Молчаливая, безгласная степь, на которую люди не обращали внимания, позабыли, загроможденные в своих домишках и мазанках грудой повседневных дел, забот, горя, ссор, борьбы; позабытая, она как бы грозно поднялась.
— Иду на вы!..
Нечеловечески гигантские крутящиеся столбы пыли идут, доставая серыми головами до неба, и на зубах у людей хрустит.

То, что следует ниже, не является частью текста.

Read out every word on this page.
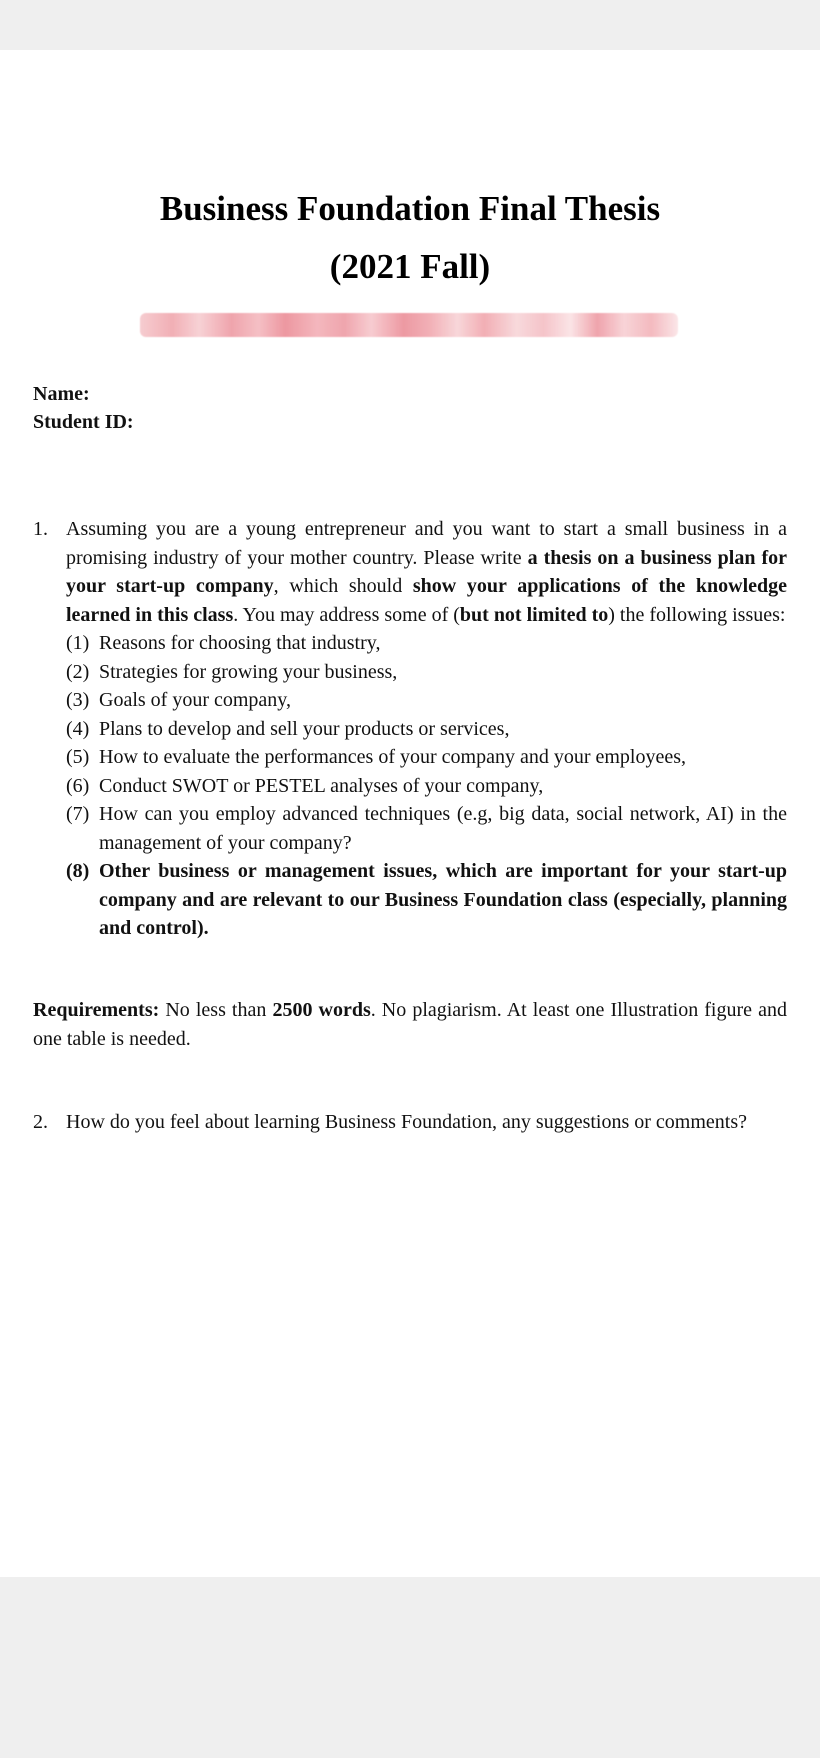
Business Foundation Final Thesis
(2021 Fall)
Name:
Student ID:
1. Assuming you are a young entrepreneur and you want to start a small business in a promising industry of your mother country. Please write a thesis on a business plan for your start-up company, which should show your applications of the knowledge learned in this class. You may address some of (but not limited to) the following issues:
(1) Reasons for choosing that industry,
(2) Strategies for growing your business,
(3) Goals of your company,
(4) Plans to develop and sell your products or services,
(5) How to evaluate the performances of your company and your employees,
(6) Conduct SWOT or PESTEL analyses of your company,
(7) How can you employ advanced techniques (e.g, big data, social network, AI) in the management of your company?
(8) Other business or management issues, which are important for your start-up company and are relevant to our Business Foundation class (especially, planning and control).
Requirements: No less than 2500 words. No plagiarism. At least one Illustration figure and one table is needed.
2. How do you feel about learning Business Foundation, any suggestions or comments?
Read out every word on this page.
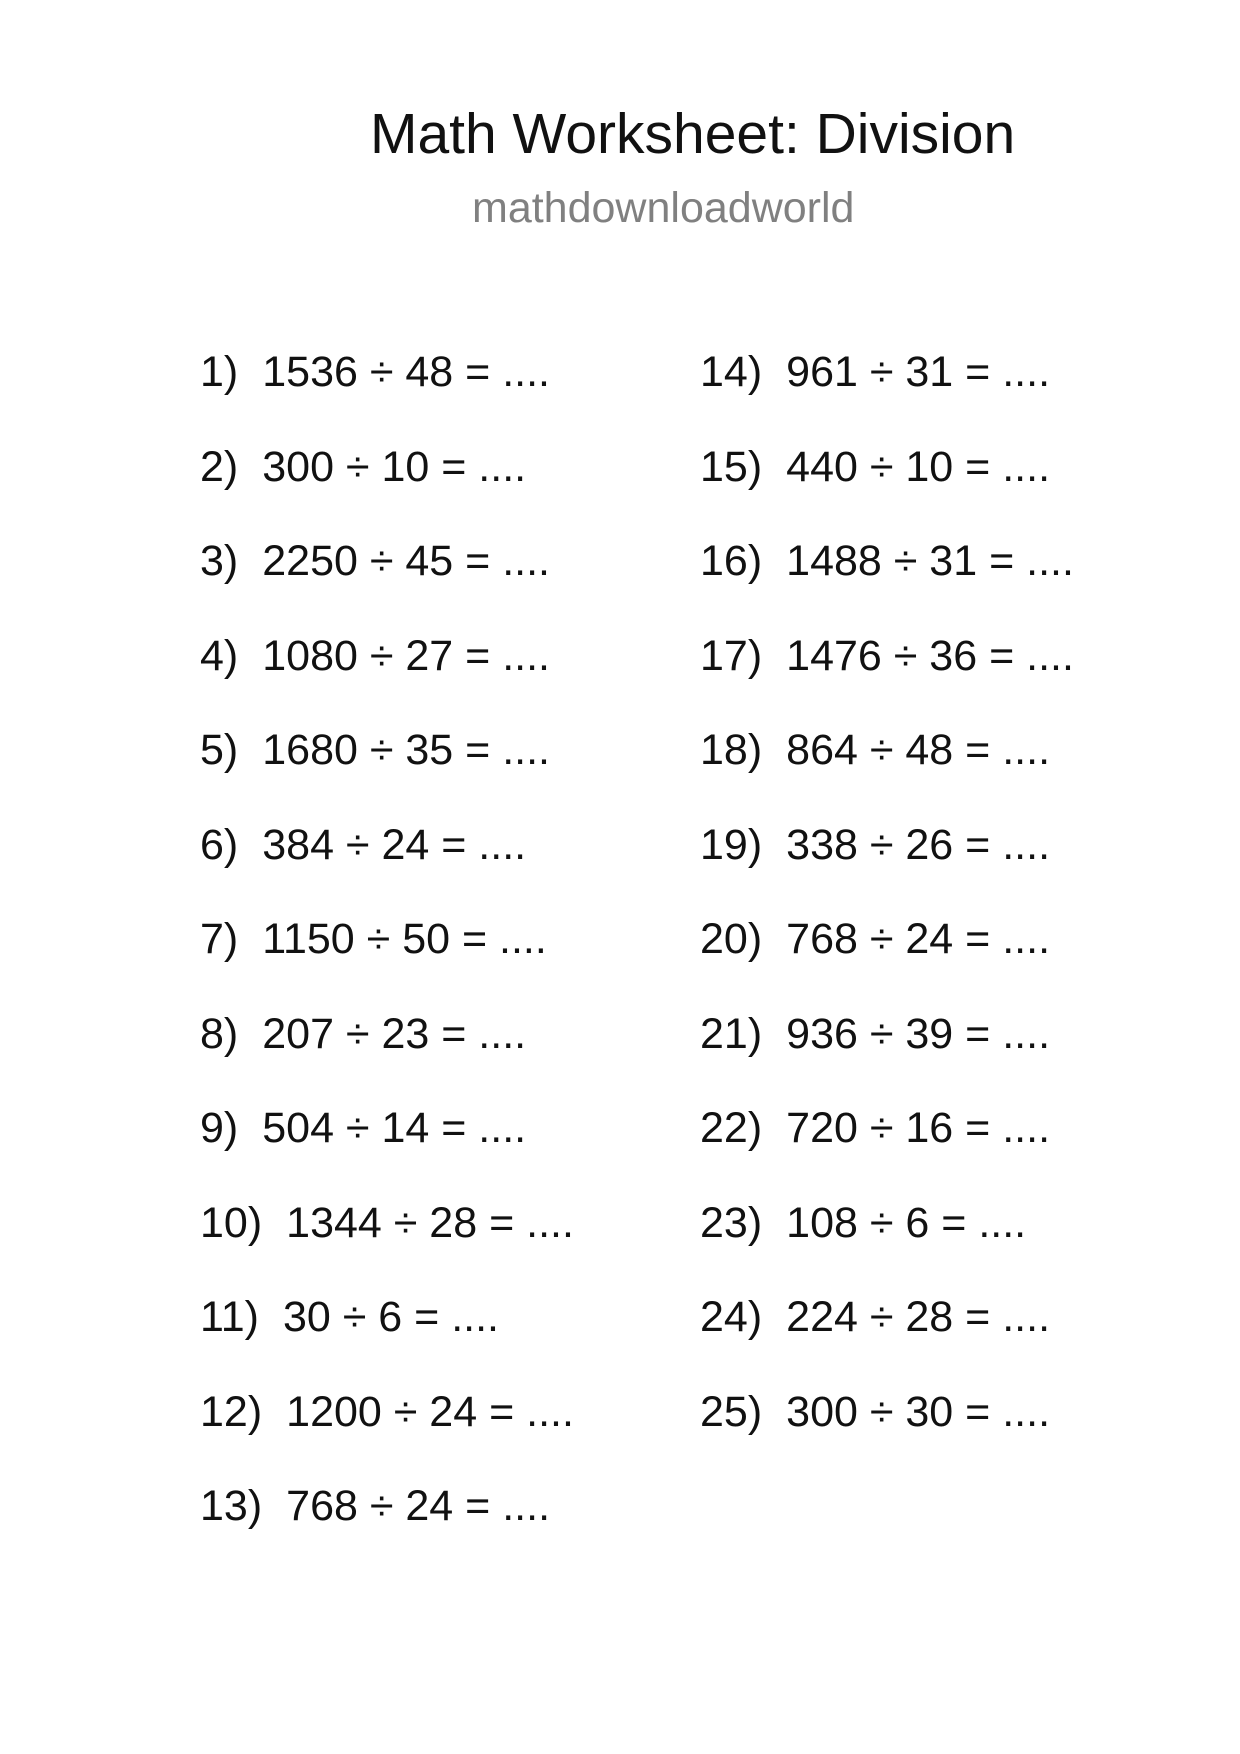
Math Worksheet: Division
mathdownloadworld
1) 1536 ÷ 48 = ....
2) 300 ÷ 10 = ....
3) 2250 ÷ 45 = ....
4) 1080 ÷ 27 = ....
5) 1680 ÷ 35 = ....
6) 384 ÷ 24 = ....
7) 1150 ÷ 50 = ....
8) 207 ÷ 23 = ....
9) 504 ÷ 14 = ....
10) 1344 ÷ 28 = ....
11) 30 ÷ 6 = ....
12) 1200 ÷ 24 = ....
13) 768 ÷ 24 = ....
14) 961 ÷ 31 = ....
15) 440 ÷ 10 = ....
16) 1488 ÷ 31 = ....
17) 1476 ÷ 36 = ....
18) 864 ÷ 48 = ....
19) 338 ÷ 26 = ....
20) 768 ÷ 24 = ....
21) 936 ÷ 39 = ....
22) 720 ÷ 16 = ....
23) 108 ÷ 6 = ....
24) 224 ÷ 28 = ....
25) 300 ÷ 30 = ....
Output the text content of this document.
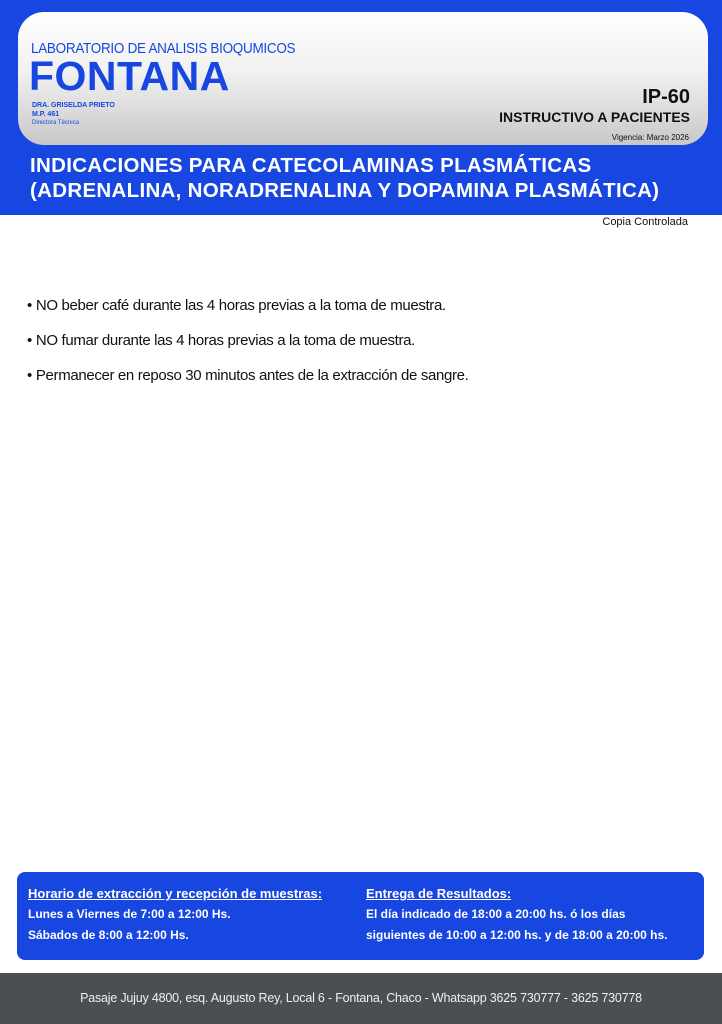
LABORATORIO DE ANALISIS BIOQUMICOS
FONTANA
DRA. GRISELDA PRIETO
M.P. 461
Directora Técnica
IP-60
INSTRUCTIVO A PACIENTES
Vigencia: Marzo 2026
INDICACIONES PARA CATECOLAMINAS PLASMÁTICAS
(ADRENALINA, NORADRENALINA Y DOPAMINA PLASMÁTICA)
Copia Controlada
• NO beber café durante las 4 horas previas a la toma de muestra.
• NO fumar durante las 4 horas previas a la toma de muestra.
• Permanecer en reposo 30 minutos antes de la extracción de sangre.
Horario de extracción y recepción de muestras:
Lunes a Viernes de 7:00 a 12:00 Hs.
Sábados de 8:00 a 12:00 Hs.
Entrega de Resultados:
El día indicado de 18:00 a 20:00 hs. ó los días
siguientes de 10:00 a 12:00 hs. y de 18:00 a 20:00 hs.
Pasaje Jujuy 4800, esq. Augusto Rey, Local 6 - Fontana, Chaco - Whatsapp 3625 730777 - 3625 730778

— Теперича надолго зарядил...
В огромные окна инженерова дома смотрит все та же мертво колеблющаяся, все заслоняющая непроглядная сухая муть.
Елена Ивановна говорит:
— Боже мой, ведь это — сама тоска!
Входит помощник, как всегда безукоризненно одетый, с теми же холодно-открытыми глазами, которыми он медленно раздевает каждую женщину, так корректно, вежливо и безукоризненно, что ничего не скажешь. Елена Ивановна подымается, чтобы уйти.
— Доброе утро. Николай Николаевич дома?
Он держит фуражку в обтянутой перчаткой руке и как бы учтиво говорит: «Знаю, не выносишь меня, и все-таки любуюсь тобой, и ни в малейшей тени некорректности меня не упрекнуть».
— Коля, к тебе Феликс Брониславович. — И слышен удаляющийся шелест ее платья в другой комнате.
Вышел Полынов.
— Здравствуйте, Феликс Брониславович. Что хорошего?
Тот, глядя холодными глазами и как бы мстя за что-то, сказал, особенно отчетливо выговаривая слова.
— Рабочие волнуются.
«Это для тебя подходящий случай попытаться столкнуть меня и занять мое место». И то сосредоточенное спокойствие, которое приходило всегда к Полынову в минуту опасности, легло на лице его.
— Что такое?
— В депо бросили работу. Стрелочники, составители, смазчики — тоже волнуются. Бригады оставили рабочие поезда.
Постояло молчание.
— Хорошо, — проговорил Полынов, и так спокойно, как будто сказал: «Знаю, все знаю, — знаю, что нужно делать, но не считаю нужным распространяться на этот счет». — С динамо-машиной покончили?
— Сегодня можно будет пустить.
— Пожалуйста, чтобы сегодня же, а я приду туда.
Помощник ушел.
Полынов покончил с бумагами, аккуратно запер их, прошел в столовую и поцеловал руку жены.
— Ну, я иду.
Та печально смотрела в окна.
— Какая тоска!..
Полынов вышел. Все было мутно, точно стерлись очертания и пропали краски. Станционные здания, постройки, возле которых он проходил, чудилось, смутно маячили — где-то далеко в зыбкой завесе мчащейся пыли.
И в этой тонкой, все заволакивающей мути поражало безлюдье. Смутно пустела платформа, молча темнели кое-где проступавшие рельсы; молча, не белея дымком, стояли, смутно обрисовываясь у разинутых ворот депо, холодные паровозы.